Julia Mark
Photo: Courtesy of the artist via Bandcamp

Julia Mark Creates Engaging Indie Piano Pop on ‘Keeping You’

Listeners will enjoy Keeping You, the new LP of piano-led indie pop ballads from Julia Mark, but the reasons lead to a cloudiness of thought.

Keeping You
Julia Mark
Independent
23 September 2022

Listeners will enjoy Keeping You, the new LP of piano-led pop ballads from Julia Mark, but the reasons lead to a cloudiness of thought. As recordings such as this go, Keeping You is an accomplishment. Though presumably recorded on her own, Mark does an excellent job of capturing horn and string accompaniment, and her piano sound is crisp and full without being slickly “produced” or overwrought. The songs, too, are good, particularly the thought-provoking title track, in which Mark’s lyrics breathe life into random objects in her bedroom. But there’s something that gets under the skin of the critical ears of the listener – if the music’s good, the lyrics are good, and the performances are good, why is Keeping You not a tremendous record?

Mark surely will draw comparisons to Regina Spektor, another musician who knows how to wring sincerity out of piano keys.
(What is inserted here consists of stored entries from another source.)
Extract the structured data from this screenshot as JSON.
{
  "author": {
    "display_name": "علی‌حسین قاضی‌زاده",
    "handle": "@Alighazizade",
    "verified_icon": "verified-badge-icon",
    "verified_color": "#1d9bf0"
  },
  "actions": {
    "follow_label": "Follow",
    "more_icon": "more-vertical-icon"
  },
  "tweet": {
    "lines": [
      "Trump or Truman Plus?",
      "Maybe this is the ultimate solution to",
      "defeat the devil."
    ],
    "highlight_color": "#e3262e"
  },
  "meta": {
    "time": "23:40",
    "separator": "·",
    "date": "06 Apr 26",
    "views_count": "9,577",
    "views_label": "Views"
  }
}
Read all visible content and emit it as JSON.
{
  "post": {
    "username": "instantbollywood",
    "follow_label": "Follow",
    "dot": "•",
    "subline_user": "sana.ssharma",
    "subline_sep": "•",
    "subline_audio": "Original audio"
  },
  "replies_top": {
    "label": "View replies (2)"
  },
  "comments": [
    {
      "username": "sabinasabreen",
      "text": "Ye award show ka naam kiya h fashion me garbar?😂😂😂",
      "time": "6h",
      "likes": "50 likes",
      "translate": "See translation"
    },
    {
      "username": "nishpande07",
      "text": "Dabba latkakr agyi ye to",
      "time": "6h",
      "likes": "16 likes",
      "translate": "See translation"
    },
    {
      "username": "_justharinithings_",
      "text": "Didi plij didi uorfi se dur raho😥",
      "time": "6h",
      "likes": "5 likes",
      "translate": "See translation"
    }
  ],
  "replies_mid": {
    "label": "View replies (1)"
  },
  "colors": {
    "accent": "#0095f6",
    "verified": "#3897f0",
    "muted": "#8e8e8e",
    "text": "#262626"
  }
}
But Mark lacks Spektor’s narrative sweep and her command of color. Listen to a song like “Us”, and you’ll see what I mean. “Cinnamon”, Keeping You‘s effervescent second track, and others seem to buck that trend a little bit, if not in their ambitions, then in their initiation. “They said said / If you say say say / The same same word / It turns back into syllables,” she sings to kick off “Cinnamon” over a playful progression from the piano, bass, and canned drums. “But I’ve been dreaming your name for weeks on repeat / And it still means the world to me.” The coy chorus, though, slips the earworm into your head, trapped in your memory to be repeated later. “You are cinnamon in my throat / Every time I try to change the subject, I choke / I need a synonym to replace you,” Mark sings. “But all I can do, all I can do / Is keep-keep saying / The same-same word.”

Elsewhere, the sometimes-subtle, sometimes-standout variations on the piano ballad are Mark’s most significant accomplishments: the slithery lead organ and backing bass of the almost funky “With Me”, the Ben Folds-ish intro and heart-breaking choruses of “Guide”, the almost-arbitrary meta-ness of “One Minute Song”, which might be one of the most clever things on the whole LP. The latter’s lyrics are worth reprinting in part for the curt monologue directed at a lover, as well as the winking way Mark breaks down the fourth wall: “So you’re wondering why I stopped being with you / It’s because I gave you my album / And you never listened to it,” Mark sings over a simple but blithe little piano sequence. “You could have pretended or just tuned in for a minute / But you didn’t / And so whatever this is, I don’t want to be in it.”

Mark doesn’t write or play with broad and sweeping gestures. She’s not a big performer and this is her greatest gift and the largest obstacle her music needs to mount to reach full maturity. Her piano playing is understated, even muted, and her pop structures echo – even revel in – that sense of lower-case-m minimalism. The pairing works well, but sometimes, as in the record’s second half, it gives off a feeling of slightness, lacking full completion. To that end, there’s “Shadow”, which has some of the record’s most ornate piano progressions but ends Keeping You in more of a whimper than a bang.

The lyrics on Keeping You have a kind of playfulness Mark only periodically lends her oft-wispy designs. There are loads of internal rhymes and fun turns of phrases, leading the listener to approach her relationship stories with a fresh set of eyes and ears. What is there not to love about Mark’s second record? It’s hard to say. But, for whatever reasons, there’s something in the sequencing and the slightness that will keep listeners from fanning the flames on gushing, enthusiastic record reviews. Mark knows how to write a ballad, and the recording techniques on display here sit on terra firma. But, in the end, listening to the record a dozen times front to back doesn’t yield revelations – it strengthens the argument that some of this material needs a more extensive, fuller presentation.